The five are suspected of cutting down trees without authorization and using heavy equipment to construct the road over a period of about one year beginning in April 2025.
Police said trees had been cleared across an area of approximately 3,000 square meters.
Investigators have not disclosed whether the five suspects have admitted to the allegations. Their motive remains unknown.
The origins of the Kyoseikai can be traced to the violent struggles for territory and influence that reshaped the city’s underworld after World War II.
Organized crime groups re-emerged in Hiroshima during the chaotic postwar years, competing over gambling, entertainment districts, construction work and other sources of income. A long-running conflict between the gambling-based Oka-gumi and the street-vendor-based Murakami-gumi began after an armed attack on an Oka-gumi gambling venue in November 1946. The fighting continued in various forms for more than a decade and became known as the First Hiroshima Pistol War.
The Kyoseikai was formally established in May 1964, during another period of intense gang warfare. Tatsuo Yamamura, head of the Yamamura-gumi, brought together seven organizations to create a federation initially known as the Political Association Kyoseikai. Its formation was intended to unite several Hiroshima groups under a common structure while resisting rival forces, including organizations linked to the Yamaguchi-gumi, which was expanding from the Kansai region.
The organization emerged during the Second Hiroshima Pistol War, a conflict that lasted from 1963 until 1967 and involved shootings, bombings and retaliatory attacks. The prolonged violence later became closely associated with the public image of Hiroshima’s postwar underworld and helped inspire the setting and characters of the "Battles Without Honor and Humanity" film series.
Yamamura retired in 1965 and was succeeded by Takeshi Hattori. Hisa Yamada, who served as the organization’s senior executive, later assumed effective control after Hattori was arrested in connection with the bombing of the home of a Yamaguchi-gumi leader during the second conflict.

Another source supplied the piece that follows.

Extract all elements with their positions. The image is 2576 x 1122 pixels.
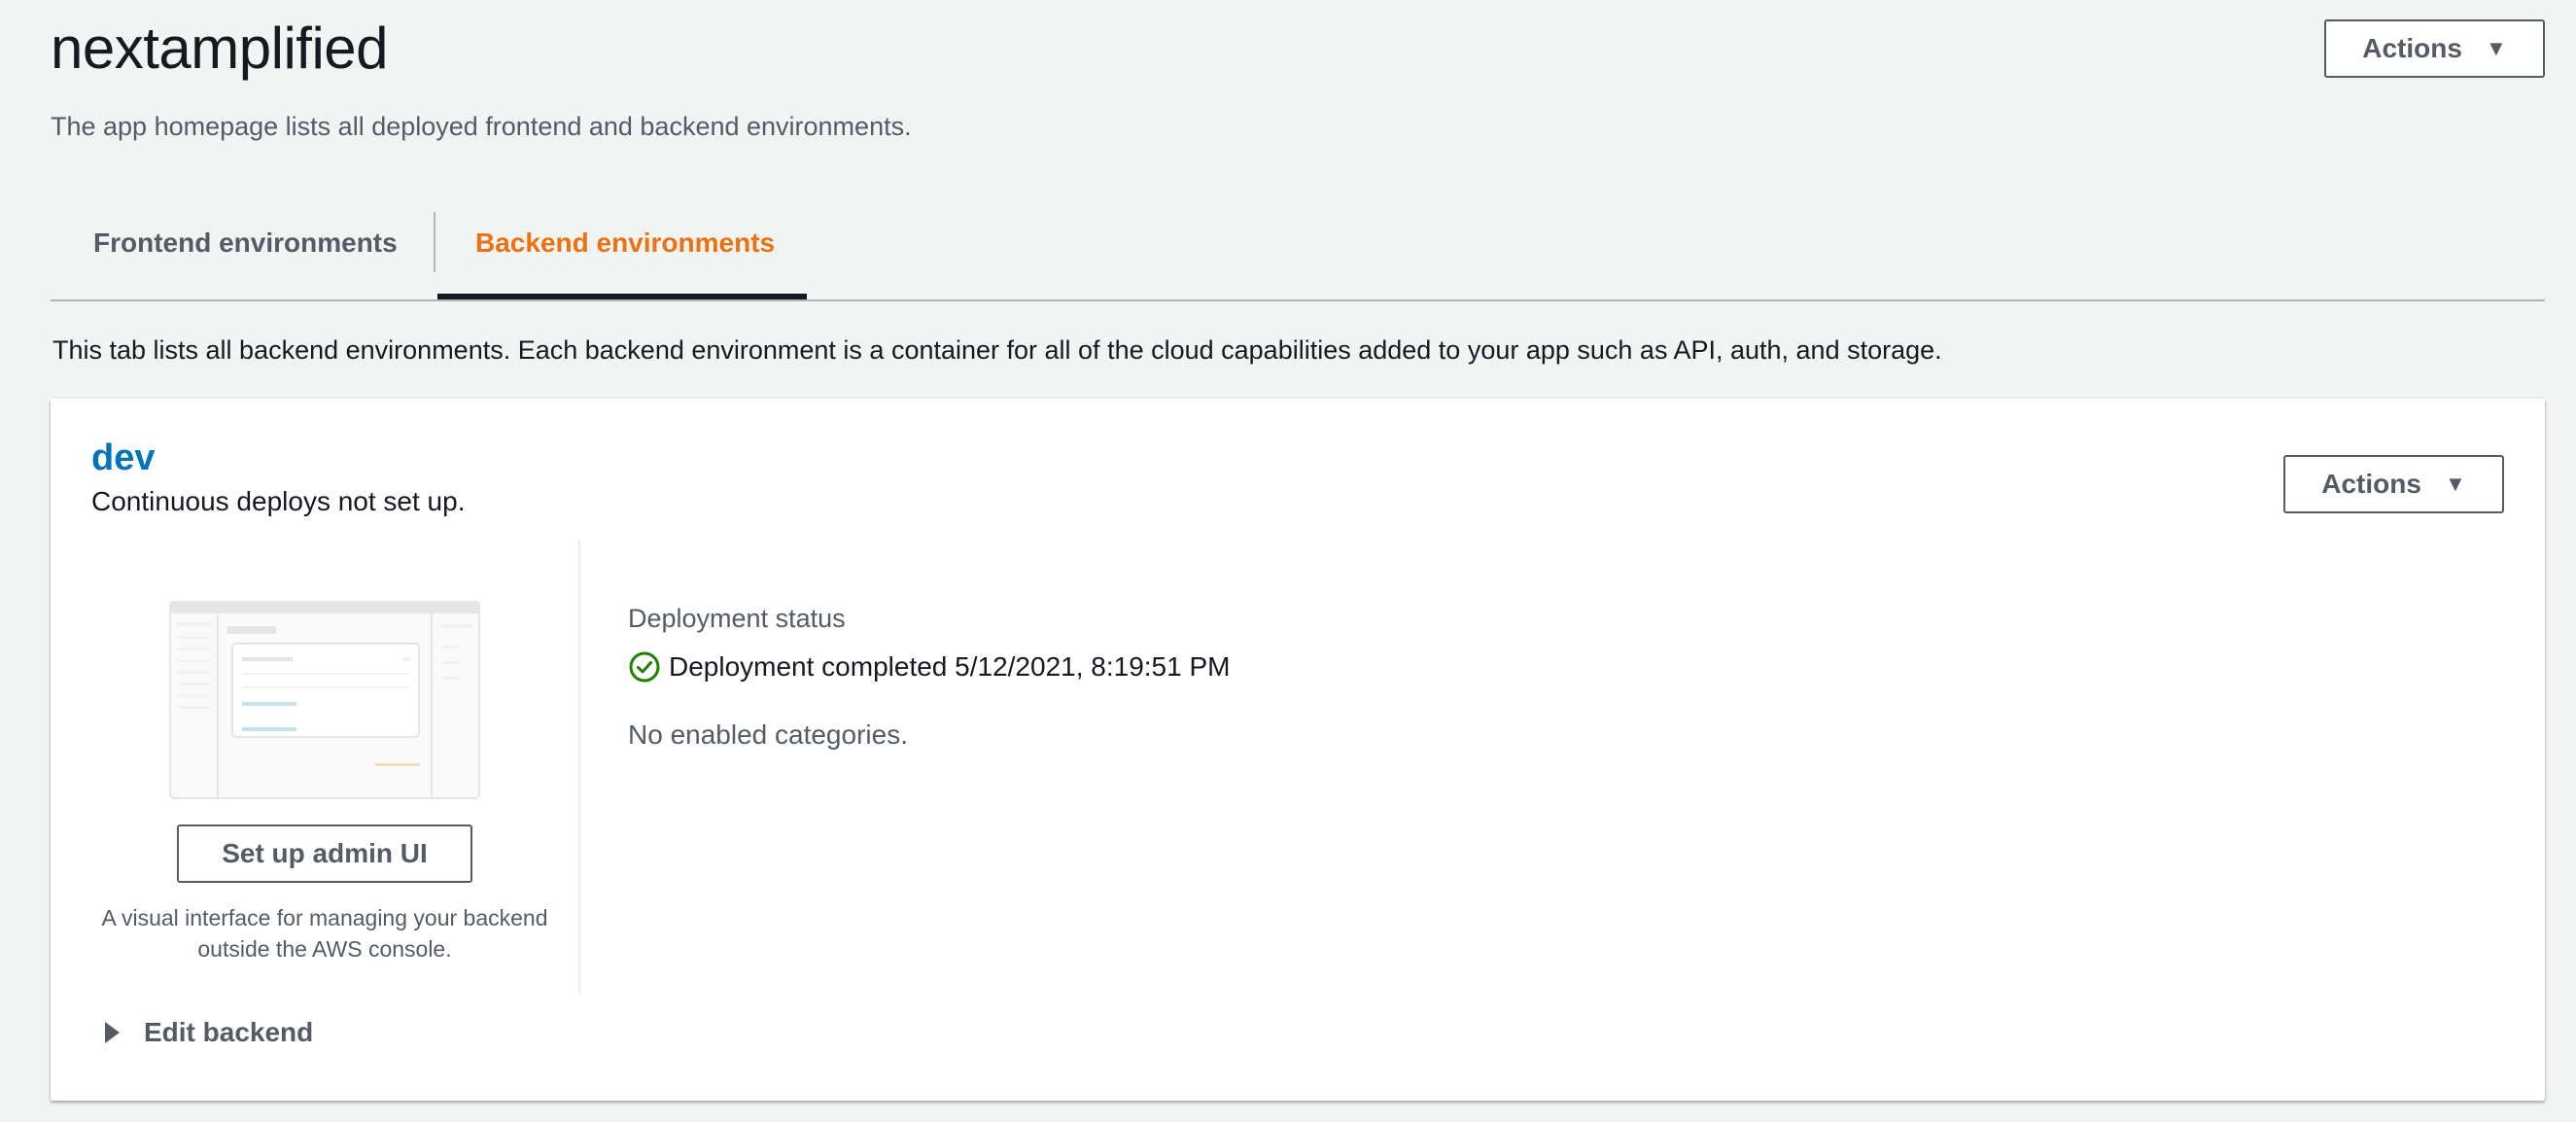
caret-down-icon: ▼ (2444, 472, 2466, 496)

Internal tensions did not disappear after the Kyoseikai was formed. A leadership struggle erupted in 1969 after Yamada was targeted in a shooting linked to a rival faction within the organization. The incident developed into the Third Hiroshima Pistol War, which continued into the early 1970s and involved clashes between the Kyoseikai’s mainstream leadership and breakaway or opposing groups.
Yamada became the third chairman in November 1970. He sought to transform the Kyoseikai from a loose federation of semi-independent groups into a centralized hierarchy under the chairman’s authority. The restructuring deepened resistance among rival factions, and internal conflicts continued for years before eventually subsiding.
The organization later passed through several generations of leadership. Isao Okimoto became the fourth chairman, followed by Osamu Moriya as the fifth and Susumu Arase as the sixth. Under successive leaders, the Kyoseikai remained centered in Hiroshima Prefecture rather than developing the nationwide reach of Japan’s largest syndicates.
The Kyoseikai was designated under Japan’s Anti-Boryokudan Law following the law’s introduction in 1992. The designation allows public safety authorities to impose restrictions and administrative orders against members engaged in intimidation, coercive demands and other regulated activities. It has been repeatedly renewed by the Hiroshima Prefectural Public Safety Commission.
At its height, the organization was described as the largest crime syndicate in the Chugoku region, with hundreds of members and associates. Its strength has since declined significantly as a result of arrests, tighter financial controls, exclusion ordinances, restrictions on property use and broader pressure on organized crime groups across Japan. Official data for 2024 placed its membership at about 120, with its area of influence limited primarily to Hiroshima Prefecture.
The Kyoseikai continues to operate as the sixth-generation organization from its headquarters in Hiroshima’s Minami Ward. Police regularly search the headquarters when members of affiliated groups are arrested, seeking evidence of organizational involvement or whether criminal proceeds have flowed to senior leaders. Recent investigations have included suspected fraud, assault and other offenses involving members of its subordinate groups.
Although it is now much smaller than during the decades of the Hiroshima gang wars, the Kyoseikai remains one of Japan’s officially designated crime syndicates and the most historically significant organized crime group based in Hiroshima.